During an interview on 11/15/2024 at 10:52 AM, the Administrator provided a printout of his own Relias trainings completed since 2020, which indicated he completed abuse training every year. He stated that what he was providing for himself was what it should look like in each staff member's file on Relias. He confirmed again that there were no training records in the Relias system for RN #6 and CNAs #2, #8, #9, and #10, other than the abuse training in 2023 that he had provided for CNA #9 and RN #6. He indicated he had no other documentation to provide for those staff members' trainings. He stated he was currently in charge of tracking staff trainings, but he could see now what was lacking. He revealed he had been behind this year but knew that was not an excuse. He stated the facility had been working to make improvements on several of the systems, and he could see they still had some things to work on.
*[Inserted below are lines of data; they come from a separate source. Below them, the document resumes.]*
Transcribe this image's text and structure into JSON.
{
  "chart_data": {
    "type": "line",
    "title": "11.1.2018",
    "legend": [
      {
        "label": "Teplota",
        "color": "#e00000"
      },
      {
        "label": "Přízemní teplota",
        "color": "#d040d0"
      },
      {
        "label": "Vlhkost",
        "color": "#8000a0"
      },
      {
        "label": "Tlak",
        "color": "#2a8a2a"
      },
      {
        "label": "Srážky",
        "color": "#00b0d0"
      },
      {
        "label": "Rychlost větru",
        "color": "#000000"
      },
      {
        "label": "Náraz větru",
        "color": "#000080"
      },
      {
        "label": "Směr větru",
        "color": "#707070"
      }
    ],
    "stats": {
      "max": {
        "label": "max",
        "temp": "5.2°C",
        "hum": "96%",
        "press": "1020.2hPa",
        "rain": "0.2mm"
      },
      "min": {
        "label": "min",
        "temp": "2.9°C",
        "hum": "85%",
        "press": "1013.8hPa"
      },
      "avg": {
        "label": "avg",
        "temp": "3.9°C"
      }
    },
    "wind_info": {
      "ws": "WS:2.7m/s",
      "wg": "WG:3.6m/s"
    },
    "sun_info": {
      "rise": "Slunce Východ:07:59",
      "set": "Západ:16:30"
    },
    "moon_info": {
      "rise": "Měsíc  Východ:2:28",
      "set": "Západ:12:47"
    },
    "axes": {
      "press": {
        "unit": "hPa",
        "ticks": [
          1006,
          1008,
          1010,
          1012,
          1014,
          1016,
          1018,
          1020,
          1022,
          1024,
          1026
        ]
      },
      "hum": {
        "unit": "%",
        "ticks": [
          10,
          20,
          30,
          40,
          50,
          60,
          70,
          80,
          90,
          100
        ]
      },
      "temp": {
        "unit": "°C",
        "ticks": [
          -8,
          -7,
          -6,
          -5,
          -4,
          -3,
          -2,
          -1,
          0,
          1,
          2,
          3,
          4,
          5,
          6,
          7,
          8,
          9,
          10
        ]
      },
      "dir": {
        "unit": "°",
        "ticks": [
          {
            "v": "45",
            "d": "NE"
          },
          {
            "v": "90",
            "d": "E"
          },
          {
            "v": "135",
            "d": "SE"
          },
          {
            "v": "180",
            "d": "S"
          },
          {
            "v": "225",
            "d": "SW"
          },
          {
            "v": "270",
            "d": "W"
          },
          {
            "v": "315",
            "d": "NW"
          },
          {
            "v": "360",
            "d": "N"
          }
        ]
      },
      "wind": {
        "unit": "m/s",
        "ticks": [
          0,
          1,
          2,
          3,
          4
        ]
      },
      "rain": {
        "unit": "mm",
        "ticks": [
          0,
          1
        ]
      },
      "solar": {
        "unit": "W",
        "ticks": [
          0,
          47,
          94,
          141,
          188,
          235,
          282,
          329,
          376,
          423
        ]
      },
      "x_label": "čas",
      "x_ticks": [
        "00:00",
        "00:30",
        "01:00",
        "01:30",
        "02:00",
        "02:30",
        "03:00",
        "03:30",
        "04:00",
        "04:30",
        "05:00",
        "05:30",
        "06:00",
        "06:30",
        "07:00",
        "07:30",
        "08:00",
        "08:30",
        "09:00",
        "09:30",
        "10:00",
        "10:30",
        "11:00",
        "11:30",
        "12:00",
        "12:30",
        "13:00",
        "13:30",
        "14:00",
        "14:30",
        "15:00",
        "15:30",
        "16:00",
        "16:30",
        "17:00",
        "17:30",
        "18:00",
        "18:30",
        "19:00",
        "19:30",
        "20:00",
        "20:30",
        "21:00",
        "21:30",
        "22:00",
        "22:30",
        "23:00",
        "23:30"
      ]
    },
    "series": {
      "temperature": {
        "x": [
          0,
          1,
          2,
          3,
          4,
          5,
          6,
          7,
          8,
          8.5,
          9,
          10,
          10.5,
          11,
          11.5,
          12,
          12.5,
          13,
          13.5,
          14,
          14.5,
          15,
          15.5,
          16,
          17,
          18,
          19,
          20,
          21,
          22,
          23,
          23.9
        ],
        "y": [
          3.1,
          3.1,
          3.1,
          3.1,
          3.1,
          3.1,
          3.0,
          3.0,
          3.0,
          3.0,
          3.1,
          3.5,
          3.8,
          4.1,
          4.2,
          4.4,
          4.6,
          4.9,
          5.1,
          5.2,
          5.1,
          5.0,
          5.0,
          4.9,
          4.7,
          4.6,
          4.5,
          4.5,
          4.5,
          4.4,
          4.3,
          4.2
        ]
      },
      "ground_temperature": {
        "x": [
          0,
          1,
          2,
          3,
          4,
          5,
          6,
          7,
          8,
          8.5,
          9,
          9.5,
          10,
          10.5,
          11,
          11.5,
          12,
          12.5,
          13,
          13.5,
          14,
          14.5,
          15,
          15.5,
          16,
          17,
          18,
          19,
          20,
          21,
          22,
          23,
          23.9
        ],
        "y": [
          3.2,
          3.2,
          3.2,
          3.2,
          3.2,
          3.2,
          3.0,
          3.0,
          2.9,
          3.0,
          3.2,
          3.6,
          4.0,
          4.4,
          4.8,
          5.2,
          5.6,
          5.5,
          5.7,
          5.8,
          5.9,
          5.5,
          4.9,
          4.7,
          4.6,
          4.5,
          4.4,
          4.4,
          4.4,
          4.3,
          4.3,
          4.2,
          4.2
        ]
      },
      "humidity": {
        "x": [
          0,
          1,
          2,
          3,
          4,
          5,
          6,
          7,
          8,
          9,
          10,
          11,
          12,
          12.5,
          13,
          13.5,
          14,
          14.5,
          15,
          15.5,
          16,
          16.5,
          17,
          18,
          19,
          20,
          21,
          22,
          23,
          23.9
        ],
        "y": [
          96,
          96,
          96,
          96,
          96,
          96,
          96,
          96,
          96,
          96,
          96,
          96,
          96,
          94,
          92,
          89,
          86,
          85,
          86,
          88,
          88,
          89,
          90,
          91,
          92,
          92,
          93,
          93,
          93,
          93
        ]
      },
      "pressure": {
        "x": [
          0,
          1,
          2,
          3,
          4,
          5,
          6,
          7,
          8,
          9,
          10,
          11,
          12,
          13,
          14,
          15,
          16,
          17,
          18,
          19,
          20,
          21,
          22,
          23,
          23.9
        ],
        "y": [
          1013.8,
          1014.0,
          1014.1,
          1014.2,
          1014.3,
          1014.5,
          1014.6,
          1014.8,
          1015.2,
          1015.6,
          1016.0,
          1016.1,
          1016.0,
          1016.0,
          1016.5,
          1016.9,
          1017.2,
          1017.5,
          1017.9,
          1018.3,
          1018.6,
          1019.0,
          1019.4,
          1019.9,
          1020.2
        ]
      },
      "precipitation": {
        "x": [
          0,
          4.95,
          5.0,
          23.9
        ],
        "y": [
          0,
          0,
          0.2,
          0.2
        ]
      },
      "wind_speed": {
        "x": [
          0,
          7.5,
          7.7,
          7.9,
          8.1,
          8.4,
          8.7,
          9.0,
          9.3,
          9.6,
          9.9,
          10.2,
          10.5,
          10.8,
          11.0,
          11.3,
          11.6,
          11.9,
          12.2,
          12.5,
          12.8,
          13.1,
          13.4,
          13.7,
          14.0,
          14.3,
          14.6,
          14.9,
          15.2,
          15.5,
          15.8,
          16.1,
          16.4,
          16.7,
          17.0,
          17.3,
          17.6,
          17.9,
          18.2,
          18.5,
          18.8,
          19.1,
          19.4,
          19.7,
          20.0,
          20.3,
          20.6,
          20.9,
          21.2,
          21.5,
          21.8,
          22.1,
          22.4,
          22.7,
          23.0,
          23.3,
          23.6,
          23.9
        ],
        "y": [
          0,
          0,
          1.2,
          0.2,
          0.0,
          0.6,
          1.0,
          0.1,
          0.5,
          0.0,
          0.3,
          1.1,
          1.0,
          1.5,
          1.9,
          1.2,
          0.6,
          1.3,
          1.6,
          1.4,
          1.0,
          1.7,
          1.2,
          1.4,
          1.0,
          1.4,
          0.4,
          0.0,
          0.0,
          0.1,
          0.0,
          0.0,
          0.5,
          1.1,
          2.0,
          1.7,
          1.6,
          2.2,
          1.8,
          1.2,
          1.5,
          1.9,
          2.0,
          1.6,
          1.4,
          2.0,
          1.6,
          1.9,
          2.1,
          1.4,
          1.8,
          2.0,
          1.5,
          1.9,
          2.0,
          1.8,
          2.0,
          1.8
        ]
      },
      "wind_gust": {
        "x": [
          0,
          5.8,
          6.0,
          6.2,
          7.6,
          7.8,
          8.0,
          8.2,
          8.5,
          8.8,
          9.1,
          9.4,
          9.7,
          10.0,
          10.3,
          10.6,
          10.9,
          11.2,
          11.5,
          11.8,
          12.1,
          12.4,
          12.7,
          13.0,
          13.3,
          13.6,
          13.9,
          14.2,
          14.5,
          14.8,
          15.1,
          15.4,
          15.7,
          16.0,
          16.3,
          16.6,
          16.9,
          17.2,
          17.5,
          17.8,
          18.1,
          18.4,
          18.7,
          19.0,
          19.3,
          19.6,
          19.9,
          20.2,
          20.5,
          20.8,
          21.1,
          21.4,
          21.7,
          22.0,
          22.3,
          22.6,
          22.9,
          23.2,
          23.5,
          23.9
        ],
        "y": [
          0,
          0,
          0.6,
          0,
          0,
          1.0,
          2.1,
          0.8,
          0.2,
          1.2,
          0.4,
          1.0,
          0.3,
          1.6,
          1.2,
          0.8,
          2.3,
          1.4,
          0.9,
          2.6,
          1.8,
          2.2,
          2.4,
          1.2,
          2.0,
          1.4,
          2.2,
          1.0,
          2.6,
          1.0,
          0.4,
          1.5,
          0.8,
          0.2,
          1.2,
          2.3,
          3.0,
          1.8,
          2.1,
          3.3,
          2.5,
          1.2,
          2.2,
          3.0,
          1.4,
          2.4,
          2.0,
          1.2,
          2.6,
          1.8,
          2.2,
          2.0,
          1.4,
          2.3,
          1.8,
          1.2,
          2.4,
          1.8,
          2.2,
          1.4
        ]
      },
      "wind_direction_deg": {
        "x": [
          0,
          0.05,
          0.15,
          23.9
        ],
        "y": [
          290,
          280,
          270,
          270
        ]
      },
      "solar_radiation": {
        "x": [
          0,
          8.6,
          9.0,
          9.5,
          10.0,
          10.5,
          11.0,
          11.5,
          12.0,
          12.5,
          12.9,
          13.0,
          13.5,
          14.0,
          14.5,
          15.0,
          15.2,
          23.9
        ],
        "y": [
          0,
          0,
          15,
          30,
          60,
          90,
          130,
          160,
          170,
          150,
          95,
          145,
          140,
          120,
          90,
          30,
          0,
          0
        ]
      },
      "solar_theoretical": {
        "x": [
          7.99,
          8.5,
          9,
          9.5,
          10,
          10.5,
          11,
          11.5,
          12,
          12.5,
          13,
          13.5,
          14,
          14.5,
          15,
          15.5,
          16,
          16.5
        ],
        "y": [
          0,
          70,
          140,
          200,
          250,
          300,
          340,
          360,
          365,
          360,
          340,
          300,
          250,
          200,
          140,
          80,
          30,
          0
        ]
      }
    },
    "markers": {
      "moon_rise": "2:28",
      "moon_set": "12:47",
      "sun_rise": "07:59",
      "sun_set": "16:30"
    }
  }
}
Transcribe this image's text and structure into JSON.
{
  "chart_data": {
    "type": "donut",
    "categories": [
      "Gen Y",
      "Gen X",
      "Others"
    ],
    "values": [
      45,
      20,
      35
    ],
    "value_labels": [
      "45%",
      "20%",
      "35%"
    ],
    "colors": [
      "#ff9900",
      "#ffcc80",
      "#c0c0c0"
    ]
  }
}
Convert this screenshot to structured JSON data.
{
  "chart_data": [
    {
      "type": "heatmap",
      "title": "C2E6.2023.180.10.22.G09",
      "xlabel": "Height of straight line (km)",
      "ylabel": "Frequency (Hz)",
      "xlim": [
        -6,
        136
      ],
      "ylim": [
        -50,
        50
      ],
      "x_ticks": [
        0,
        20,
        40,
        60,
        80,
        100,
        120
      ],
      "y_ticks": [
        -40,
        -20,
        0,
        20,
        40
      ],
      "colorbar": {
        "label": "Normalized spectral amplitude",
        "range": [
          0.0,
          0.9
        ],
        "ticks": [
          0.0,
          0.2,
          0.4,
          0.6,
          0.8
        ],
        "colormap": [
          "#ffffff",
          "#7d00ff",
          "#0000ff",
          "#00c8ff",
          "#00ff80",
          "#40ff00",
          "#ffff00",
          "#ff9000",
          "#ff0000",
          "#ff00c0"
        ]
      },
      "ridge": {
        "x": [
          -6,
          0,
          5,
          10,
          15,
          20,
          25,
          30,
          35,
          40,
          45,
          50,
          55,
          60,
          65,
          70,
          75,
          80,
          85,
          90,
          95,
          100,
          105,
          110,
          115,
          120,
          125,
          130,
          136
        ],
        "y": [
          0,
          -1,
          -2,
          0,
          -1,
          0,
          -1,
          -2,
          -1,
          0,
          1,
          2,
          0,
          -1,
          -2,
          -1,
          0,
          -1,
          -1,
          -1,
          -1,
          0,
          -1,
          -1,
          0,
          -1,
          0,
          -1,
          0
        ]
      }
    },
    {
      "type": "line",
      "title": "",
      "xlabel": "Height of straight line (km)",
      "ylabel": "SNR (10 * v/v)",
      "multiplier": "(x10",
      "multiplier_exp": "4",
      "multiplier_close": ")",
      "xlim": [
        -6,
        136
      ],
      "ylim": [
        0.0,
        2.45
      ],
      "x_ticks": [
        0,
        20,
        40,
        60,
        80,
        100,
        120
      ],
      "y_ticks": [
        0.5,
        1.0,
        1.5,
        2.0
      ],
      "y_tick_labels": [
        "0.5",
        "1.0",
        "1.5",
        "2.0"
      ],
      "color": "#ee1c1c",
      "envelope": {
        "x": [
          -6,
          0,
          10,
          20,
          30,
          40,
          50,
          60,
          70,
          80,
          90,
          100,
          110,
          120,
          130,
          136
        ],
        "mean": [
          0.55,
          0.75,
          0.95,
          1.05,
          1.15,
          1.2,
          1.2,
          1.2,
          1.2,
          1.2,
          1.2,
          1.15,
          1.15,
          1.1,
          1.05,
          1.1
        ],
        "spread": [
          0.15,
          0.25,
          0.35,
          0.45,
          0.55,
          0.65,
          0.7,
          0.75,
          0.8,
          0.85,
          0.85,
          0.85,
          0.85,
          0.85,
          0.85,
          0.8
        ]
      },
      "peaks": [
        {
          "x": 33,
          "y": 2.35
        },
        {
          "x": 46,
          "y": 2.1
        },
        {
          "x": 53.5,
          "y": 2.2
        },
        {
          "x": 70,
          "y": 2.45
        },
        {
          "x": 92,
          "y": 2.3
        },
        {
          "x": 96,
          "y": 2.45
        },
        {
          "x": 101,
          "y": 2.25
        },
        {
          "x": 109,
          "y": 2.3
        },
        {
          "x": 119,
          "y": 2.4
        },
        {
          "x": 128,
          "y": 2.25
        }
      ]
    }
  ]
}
During an interview on 11/15/2024 at 11:15 AM, the HR employee stated that when a new employee started, she gave them the new hire packet, which included a lot of policies, what forms of identification they were required to bring in, I-9s, W-4s, education, employee vaccinations and the consents/declinations for those, and the employee handbook. She stated she did not do any trainings with the staff and, once she had all the information and had the background checks, she turned the files over to whatever supervisor the employee would have. She stated again that she provided no training to new hires and did not enter the new employees into the Relias system when they were hired. When asked about the Relias system, she stated, I don't even know what that is. According to the HR employee, she started her employment with the facility in June 2024.
During an interview on 11/15/2024 at 6:16 PM, the Administrator stated hey needed to keep better track of sign-in sheets, track the Relias training, make sure everyone was doing the training, and document to make sure they had the documentation to show the trainings had been done.